Zdaniem Adriana Furgalskiego, wiceprezesa Zespołu Doradców Gospodarczych TOR, w przypadku infrastruktury kolejowej grozi nam powtórka z poprzedniej perspektywy unijnej.
– Zaplanowana kwota 67,5 mld zł jest niemożliwa do skonsumowania na budowę i modernizację linii. Realnie to będzie 40 mld zł, a pozostałe pieniądze – by nie przepadły (chodzi o dofinansowanie unijne – red.) – będą przesuwane do innych obszarów, poprzednio było to warszawskie metro czy linie tramwajowe. Nie ma specustawy kolejowej, program inwestycji kolejowych jest w trakcie przeglądu, a czas ucieka – podsumował Furgalski.
– Wierzę, że zdołamy wydać 67,5 mld zł na inwestycje w infrastrukturę – powiedział Andrzej Pawłowski, wiceprezes PKP PLK. – Prowadzimy weryfikację programu inwestycyjnego, a z drugiej strony naszych możliwości w zakresie realizacji tego planu. Przewidujemy szczyt inwestycyjny w latach 2020–2021, kiedy będziemy wydawać po 14 mld zł. Czasu mamy niewiele, więc nie obejdzie się bez komplikacji w ruchu pociągów i zamykania całych linii. Wiceprezes zapewnił, że PKP PLK pracuje nad tym, by nowe przetargi pojawiły się jak najszybciej, ale żaden konkretny termin nie padł.

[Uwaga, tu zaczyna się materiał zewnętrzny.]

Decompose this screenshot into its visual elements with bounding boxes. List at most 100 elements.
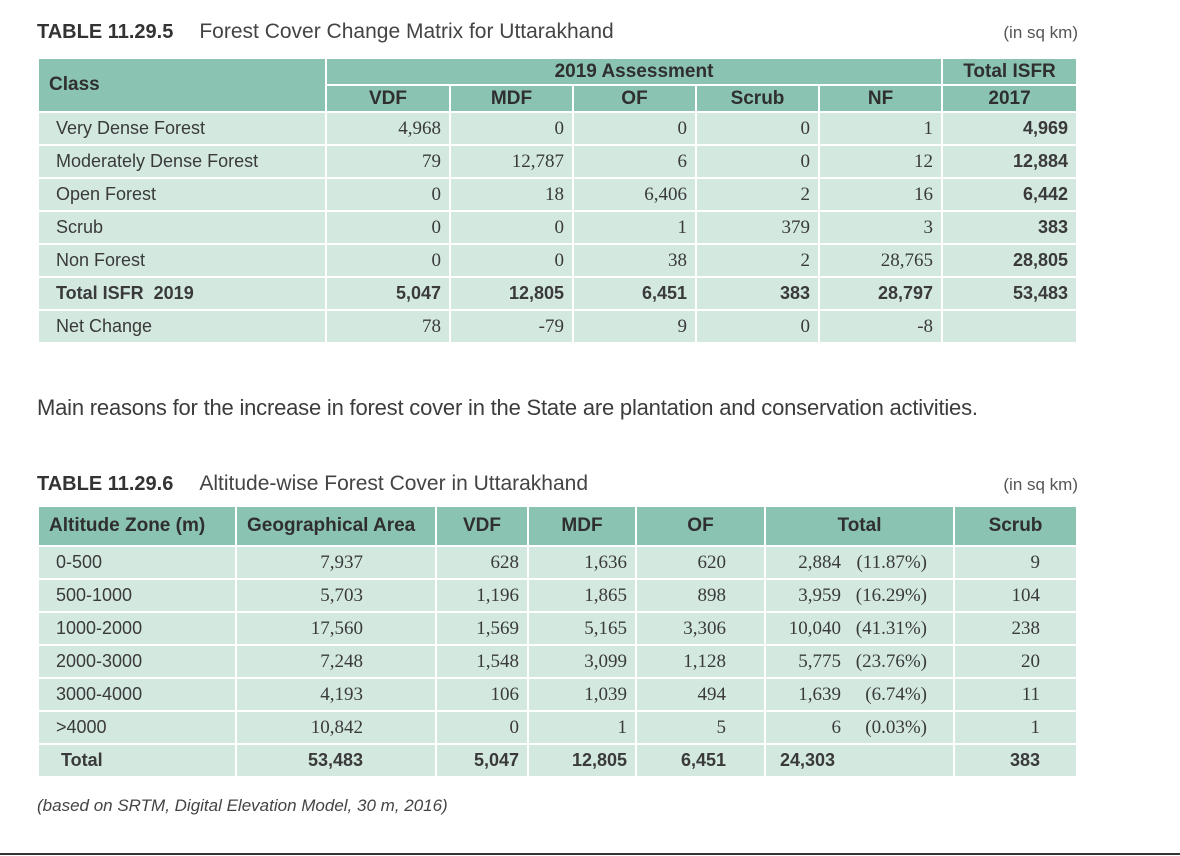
cell-vdf: 0 — [325, 210, 451, 245]
header-mdf: MDF — [449, 84, 574, 113]
cell-total: 24,303 — [764, 743, 955, 778]
cell-nf: 16 — [817, 177, 944, 212]
altitude-wise-forest-cover-table: Altitude Zone (m) Geographical Area VDF … — [37, 505, 1078, 778]
table1-number: TABLE 11.29.5 — [37, 21, 174, 43]
cell-of: 0 — [572, 111, 697, 146]
cell-vdf: 628 — [435, 545, 529, 580]
cell-scrub: 1 — [953, 710, 1078, 745]
cell-area: 10,842 — [235, 710, 437, 745]
header-total: Total — [764, 505, 955, 547]
cell-nf: -8 — [817, 309, 944, 344]
table-row: >4000 10,842 0 1 5 6 (0.03%) 1 — [37, 710, 1078, 745]
header-mdf: MDF — [527, 505, 637, 547]
cell-total: 4,969 — [941, 111, 1079, 146]
header-total-isfr-line2: 2017 — [941, 84, 1079, 113]
cell-nf: 1 — [817, 111, 944, 146]
table2-unit: (in sq km) — [1003, 475, 1078, 494]
header-vdf: VDF — [325, 84, 451, 113]
table2-caption: TABLE 11.29.6 Altitude-wise Forest Cover… — [37, 472, 1078, 496]
cell-total: 383 — [941, 210, 1079, 245]
cell-vdf: 5,047 — [325, 276, 451, 311]
cell-scrub: 383 — [695, 276, 820, 311]
cell-scrub: 9 — [953, 545, 1078, 580]
cell-total: 1,639 (6.74%) — [764, 677, 955, 712]
row-label: Scrub — [37, 210, 327, 245]
cell-of: 5 — [635, 710, 766, 745]
header-total-isfr-line1: Total ISFR — [941, 57, 1079, 86]
total-percent: (41.31%) — [855, 617, 927, 639]
total-value: 3,959 — [798, 584, 841, 606]
total-percent: (11.87%) — [856, 551, 927, 573]
cell-of: 494 — [635, 677, 766, 712]
cell-scrub: 11 — [953, 677, 1078, 712]
cell-of: 3,306 — [635, 611, 766, 646]
cell-zone: 1000-2000 — [37, 611, 237, 646]
table-row: Very Dense Forest 4,968 0 0 0 1 4,969 — [37, 111, 1079, 146]
cell-total: 28,805 — [941, 243, 1079, 278]
table-row-total: Total ISFR 2019 5,047 12,805 6,451 383 2… — [37, 276, 1079, 311]
cell-nf: 28,765 — [817, 243, 944, 278]
cell-scrub: 0 — [695, 111, 820, 146]
total-value: 1,639 — [798, 683, 841, 705]
cell-mdf: 3,099 — [527, 644, 637, 679]
table-row: Open Forest 0 18 6,406 2 16 6,442 — [37, 177, 1079, 212]
cell-of: 38 — [572, 243, 697, 278]
cell-total: 12,884 — [941, 144, 1079, 179]
header-of: OF — [572, 84, 697, 113]
table-row: 1000-2000 17,560 1,569 5,165 3,306 10,04… — [37, 611, 1078, 646]
header-geographical-area: Geographical Area — [235, 505, 437, 547]
cell-mdf: 1,636 — [527, 545, 637, 580]
cell-zone: 500-1000 — [37, 578, 237, 613]
cell-nf: 28,797 — [817, 276, 944, 311]
row-label: Net Change — [37, 309, 327, 344]
row-label: Non Forest — [37, 243, 327, 278]
cell-vdf: 4,968 — [325, 111, 451, 146]
header-scrub: Scrub — [953, 505, 1078, 547]
cell-of: 620 — [635, 545, 766, 580]
table1-title: Forest Cover Change Matrix for Uttarakha… — [199, 20, 614, 43]
cell-zone: >4000 — [37, 710, 237, 745]
cell-of: 6,406 — [572, 177, 697, 212]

Jerzy Szmit, wiceminister infrastruktury i budownictwa, powiedział, że pozostawiony przez poprzedników program budowy dróg opiewa na 200 mld zł, ale finansowanie zapewniono tylko do 107 mld zł. Wyzwaniem jest wypełnienie lub ograniczenie tej luki.
Start nowych przetargów jest też powstrzymywany przez zmiany w prawie zamówień publicznych, które powinny obowiązywać od lipca.